The water that had existed a moment before had turned to steam under the heat of the creature’s rage, obscuring a direct path between her and it while reducing the intensity of light from the whirling nimbus swirling around it.

“Resius,” Elaina called over to him without taking her eyes off the creature as it reoriented itself. “What in the hells is this thing? What do I do?”

“I’ve no bloody clue!” He responded, raising his weapon and firing a few useless shots of radiant light into it. “Not this, apparently.”

“Reduce the heat if you can,” Elsebeth called over to them, causing the occultist to abandon his gun in favor of a short iron rod he kept inside his armored coat. The heat chisel was another toy of his that allowed him to focus the powers of fire and ice magic, depending on which way he pointed it. The question was whether there was a fire spell to contend with the heat or if he would have to use ice.

“*Calorskut!*” Resius growled, causing a thin sheen of pale blue magic to wash over the two of them from the tip of the rod before moving on to the others. Despite the spell being defensive in nature, it caused the creature to go into a shrieking fit of blind rage as it fired ray after ray from its gaping, toothless mouth. Few of the rays hit anyone, but those that did were far less effective than they would have otherwise been. The damage was mainly restricted to scorched surfaces on armor and a few minor burns on flesh.

“I guess you must have really pissed it off,” Elaina muttered. “You fuck it’s mother or something?”

“Sounds closer to your department,” Resius quipped as Royce responded to the assault with a hex of her own. She hurled an explosive bolt of ice at the creature, its glow guiding her aim. The hex connected dead center with the creature, producing no visible effect besides a brief glimmer of reflective ice before sublimating into water vapor.

The terrible creature floated out of the mist in Royce’s direction even as Kitch and the other soldiers formed a defensive line in front of her, Elsebeth, and Trevik.

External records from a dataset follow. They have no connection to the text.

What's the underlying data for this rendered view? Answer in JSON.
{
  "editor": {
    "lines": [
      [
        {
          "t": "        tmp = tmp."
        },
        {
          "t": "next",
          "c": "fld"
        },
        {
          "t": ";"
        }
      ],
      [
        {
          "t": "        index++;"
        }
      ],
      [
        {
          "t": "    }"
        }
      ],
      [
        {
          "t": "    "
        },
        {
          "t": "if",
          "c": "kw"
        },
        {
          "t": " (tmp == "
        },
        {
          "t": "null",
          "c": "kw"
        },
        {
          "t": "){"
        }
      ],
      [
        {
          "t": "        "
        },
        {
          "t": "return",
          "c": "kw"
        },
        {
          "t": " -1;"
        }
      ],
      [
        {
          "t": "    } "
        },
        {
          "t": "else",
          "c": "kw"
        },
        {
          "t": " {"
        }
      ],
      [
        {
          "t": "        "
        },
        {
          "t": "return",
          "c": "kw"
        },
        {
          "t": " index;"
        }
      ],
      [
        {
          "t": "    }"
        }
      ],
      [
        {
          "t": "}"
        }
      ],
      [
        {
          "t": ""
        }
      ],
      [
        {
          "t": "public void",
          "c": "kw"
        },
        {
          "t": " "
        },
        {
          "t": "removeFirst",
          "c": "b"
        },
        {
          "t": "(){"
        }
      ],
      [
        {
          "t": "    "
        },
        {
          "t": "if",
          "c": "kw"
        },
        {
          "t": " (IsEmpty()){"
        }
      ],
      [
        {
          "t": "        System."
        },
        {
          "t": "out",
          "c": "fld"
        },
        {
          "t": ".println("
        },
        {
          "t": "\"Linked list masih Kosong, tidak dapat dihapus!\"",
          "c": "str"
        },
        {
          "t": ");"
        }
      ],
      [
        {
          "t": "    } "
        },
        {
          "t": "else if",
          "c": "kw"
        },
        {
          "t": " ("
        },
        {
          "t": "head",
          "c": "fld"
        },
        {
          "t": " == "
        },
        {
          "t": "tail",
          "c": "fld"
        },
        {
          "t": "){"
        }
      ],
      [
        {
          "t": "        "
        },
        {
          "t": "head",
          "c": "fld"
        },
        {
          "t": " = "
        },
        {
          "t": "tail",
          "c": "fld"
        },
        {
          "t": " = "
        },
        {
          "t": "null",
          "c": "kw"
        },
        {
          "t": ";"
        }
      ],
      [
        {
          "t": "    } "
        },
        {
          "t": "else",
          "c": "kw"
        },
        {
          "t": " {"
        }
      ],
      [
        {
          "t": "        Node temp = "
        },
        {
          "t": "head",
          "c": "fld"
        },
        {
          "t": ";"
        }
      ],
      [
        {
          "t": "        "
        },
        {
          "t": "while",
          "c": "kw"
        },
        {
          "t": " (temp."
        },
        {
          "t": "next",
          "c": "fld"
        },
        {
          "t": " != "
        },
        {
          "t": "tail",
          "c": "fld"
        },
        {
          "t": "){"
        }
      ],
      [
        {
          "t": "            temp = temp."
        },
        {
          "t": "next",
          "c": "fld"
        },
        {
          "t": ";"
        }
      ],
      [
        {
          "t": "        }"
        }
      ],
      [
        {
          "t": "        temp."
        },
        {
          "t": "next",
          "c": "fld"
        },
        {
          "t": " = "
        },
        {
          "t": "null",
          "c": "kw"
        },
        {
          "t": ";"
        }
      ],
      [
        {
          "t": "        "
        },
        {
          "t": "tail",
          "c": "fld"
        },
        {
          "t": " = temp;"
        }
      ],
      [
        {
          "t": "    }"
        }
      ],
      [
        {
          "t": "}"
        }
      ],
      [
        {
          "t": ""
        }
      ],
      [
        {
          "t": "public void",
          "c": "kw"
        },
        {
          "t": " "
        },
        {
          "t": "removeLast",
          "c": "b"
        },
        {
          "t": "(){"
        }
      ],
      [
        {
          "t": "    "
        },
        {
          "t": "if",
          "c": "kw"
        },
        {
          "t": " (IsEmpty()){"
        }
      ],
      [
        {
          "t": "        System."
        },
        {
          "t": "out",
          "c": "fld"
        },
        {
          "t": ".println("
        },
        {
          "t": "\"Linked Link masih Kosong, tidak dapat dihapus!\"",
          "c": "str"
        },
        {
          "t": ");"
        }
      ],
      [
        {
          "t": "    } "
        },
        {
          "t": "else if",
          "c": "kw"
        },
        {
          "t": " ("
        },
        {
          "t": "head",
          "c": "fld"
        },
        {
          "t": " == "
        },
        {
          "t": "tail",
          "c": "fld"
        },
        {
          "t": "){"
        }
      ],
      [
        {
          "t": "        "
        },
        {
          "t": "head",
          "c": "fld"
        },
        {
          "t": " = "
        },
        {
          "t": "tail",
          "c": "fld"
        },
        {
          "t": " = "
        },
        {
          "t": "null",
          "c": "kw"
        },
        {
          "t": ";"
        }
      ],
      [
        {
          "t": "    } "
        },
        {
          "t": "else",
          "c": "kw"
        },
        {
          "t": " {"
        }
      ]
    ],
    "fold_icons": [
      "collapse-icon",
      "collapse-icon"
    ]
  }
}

Elaina’s eyes narrowed as she watched the knocker, cowering with existential fear as he stared wide-eyed at the entity before him. It wasn’t the fear they were all rightly experiencing. It was the fear of something seen in one’s own worst nightmares.

Elaina tugged on the arm of the occultist’s coat. “We need to draw its attention before it realizes---.”

“Knocker!” The creature shrieked in the same bone-chilling, mind-numbing tone of rending metal as before. Immediately altering its focus from Royce to Trevik, the creature extended one clawed hand that seemed to vanish amid the growing light in its palm. Pure malice and hatred rolled off it in thick, palpable waves as it closed in with murderous intent. “Perish!”